More than 700 homes at the Beach 41st Street Houses in Rockaway will switch to electric heating and cooling systems in the next two years—the third public housing development in the city slated to make the change, which officials say will reduce pollution and offer more reliable service than NYCHA’s aging, fossil fuel-powered boilers.

Mayor Zohran Mamdani announced the $38.4 million project at the Queens housing complex on Wednesday—where, ironically, all five buildings were without heat and hot water because of a leak in the existing steam heating system during an unusually cold stretch of weather.

“Residents here at Beach 41st Houses know the pain of a heat outage all too well,” Mamdani said.


All 712 units at the campus will receive custom-designed heat pumps that will allow tenants to control the temperatures in their own apartments for the first time. It follows a pilot program last year that installed the eco-friendly devices in a building at the Woodside Houses, where they got positive reviews from residents and cut down on energy costs, officials said.

“Heat pumps are very widely used across the globe. They are very reliable when they are well maintained,” said Louise Yeung, the city’s chief climate officer. “The pilot at Woodside Houses shows that they had no issues performing in cold weather.”

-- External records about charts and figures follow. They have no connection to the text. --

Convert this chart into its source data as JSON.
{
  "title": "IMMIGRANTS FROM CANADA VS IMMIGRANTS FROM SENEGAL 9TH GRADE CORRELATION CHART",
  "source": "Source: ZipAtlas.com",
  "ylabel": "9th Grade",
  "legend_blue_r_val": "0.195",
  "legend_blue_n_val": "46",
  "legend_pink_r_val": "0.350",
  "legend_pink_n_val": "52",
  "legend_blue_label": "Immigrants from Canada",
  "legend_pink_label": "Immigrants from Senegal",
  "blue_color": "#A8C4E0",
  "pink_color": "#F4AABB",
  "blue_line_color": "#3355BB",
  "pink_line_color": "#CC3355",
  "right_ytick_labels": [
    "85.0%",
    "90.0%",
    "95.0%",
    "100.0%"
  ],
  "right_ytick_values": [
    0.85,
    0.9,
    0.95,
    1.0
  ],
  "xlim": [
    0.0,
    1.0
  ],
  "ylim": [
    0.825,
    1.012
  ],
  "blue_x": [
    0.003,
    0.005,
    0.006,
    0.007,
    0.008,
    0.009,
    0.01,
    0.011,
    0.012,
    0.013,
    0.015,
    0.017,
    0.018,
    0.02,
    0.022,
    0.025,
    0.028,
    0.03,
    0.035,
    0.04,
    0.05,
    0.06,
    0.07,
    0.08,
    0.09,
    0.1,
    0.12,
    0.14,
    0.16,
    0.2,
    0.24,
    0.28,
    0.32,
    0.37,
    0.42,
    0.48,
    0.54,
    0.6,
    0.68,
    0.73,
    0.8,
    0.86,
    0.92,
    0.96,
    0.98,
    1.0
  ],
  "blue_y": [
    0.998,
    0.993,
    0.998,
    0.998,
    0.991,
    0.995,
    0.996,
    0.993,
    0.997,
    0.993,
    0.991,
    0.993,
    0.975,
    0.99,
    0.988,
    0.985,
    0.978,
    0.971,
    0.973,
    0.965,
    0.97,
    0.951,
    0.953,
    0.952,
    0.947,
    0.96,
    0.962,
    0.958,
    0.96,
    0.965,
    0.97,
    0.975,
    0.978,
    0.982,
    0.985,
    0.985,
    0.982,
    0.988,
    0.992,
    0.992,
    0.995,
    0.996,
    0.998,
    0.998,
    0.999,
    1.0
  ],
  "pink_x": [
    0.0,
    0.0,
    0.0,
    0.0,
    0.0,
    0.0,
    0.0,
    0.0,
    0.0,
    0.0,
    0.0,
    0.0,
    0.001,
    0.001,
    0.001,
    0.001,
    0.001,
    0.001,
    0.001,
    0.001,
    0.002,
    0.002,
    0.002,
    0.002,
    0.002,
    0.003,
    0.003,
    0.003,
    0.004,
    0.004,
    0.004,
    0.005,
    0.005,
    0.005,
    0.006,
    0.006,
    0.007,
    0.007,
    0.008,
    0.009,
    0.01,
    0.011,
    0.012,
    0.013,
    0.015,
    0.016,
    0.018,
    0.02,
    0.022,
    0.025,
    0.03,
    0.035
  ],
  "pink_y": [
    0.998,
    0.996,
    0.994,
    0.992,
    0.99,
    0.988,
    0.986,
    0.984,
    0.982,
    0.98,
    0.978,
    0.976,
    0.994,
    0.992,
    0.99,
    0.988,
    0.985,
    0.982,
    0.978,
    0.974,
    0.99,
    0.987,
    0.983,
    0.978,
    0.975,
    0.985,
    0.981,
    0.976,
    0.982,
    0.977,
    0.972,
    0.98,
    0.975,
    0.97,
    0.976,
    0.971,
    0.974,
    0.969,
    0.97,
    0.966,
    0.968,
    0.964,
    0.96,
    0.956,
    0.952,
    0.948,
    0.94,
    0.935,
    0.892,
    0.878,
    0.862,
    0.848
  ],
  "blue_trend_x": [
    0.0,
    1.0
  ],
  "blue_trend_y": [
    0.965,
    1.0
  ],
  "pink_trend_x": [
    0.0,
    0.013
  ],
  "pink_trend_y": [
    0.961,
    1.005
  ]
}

In addition to Beach 41st Street Houses, NYCHA plans to install heat pumps at the remainder of the Woodside Houses this summer, and 1,600 apartments at the Bay View Houses will start getting them this spring as part of a larger renovation project funded through the Permanent Affordability Commitment Together (PACT) program.

The Housing Authority aims to make the switch to electric at 30,000 apartments in total over the coming years. It’s part of a larger city effort to decarbonize buildings, which account for about 70 percent of the five boroughs’ greenhouse gas emissions.

Wednesday’s announcement marked Mamdani’s first NYCHA-related press conference since taking office last month, where he offered some detail into how his administration might approach managing the country’s largest public housing system.

“I understand NYCHA residents, and New Yorkers at large, for whom politics has been nothing to find faith in,” Mamdani told reporters. His previous district in the State Assembly included the sprawling Queensbridge Houses, where he said he heard frequently from residents about heat outages or broken elevators.

Mamdani with NYCHA officials and Queens lawmakers at Wednesday’s
announcement. (Michael Appleton/Mayoral Photography Office)

NYCHA faces a nearly $80 billion repair hole, the result of decades of government underfunding and dysfunctional management.

“There is an immense federal responsibility as it pertains to NYCHA, that the $80 billion in capital needs are ones that the federal government should be playing a pivotal role in meeting,” the mayor said. But lawmakers in Washington are unlikely to provide that support, he acknowledged.

“We know that we cannot, in good conscience, expect that assistance to be coming this year or the next year; it has not come for many years,” Mamdani said. “And so what that requires us to do is look at every avenue we have as a city and as a state to start to confront this ourselves.”

That includes NYCHA being more transparent with residents, who are often left in the dark about things like how long a repair project will take, he said. It also includes making “the kinds of investments that can do more than just one thing.”

“And what I mean by that is: these heat pumps. They are heat pumps that save money. They are heat pumps that have a positive impact on our climate. They are also heat pumps that have a positive impact on our quality of life,” Mamdani said.

The heat pump project stems from a challenge NYCHA launched in 2021, asking appliance manufacturers to design a model that could be easily installed through an existing window without costly electrical upgrades. A similar initiative is underway to bring electric stoves to NYCHA kitchens. And the mini-fridge, Mamdani noted, was invented in another contest NYCHA held in the late 90s asking companies to create an efficient but small refrigerator that could work in its apartments.

“That is technological innovation that was a result of NYCHA’s own needs,” the mayor said. “We can bring that era back to make this a place … where we develop new answers to old problems. That’s what we have to do.”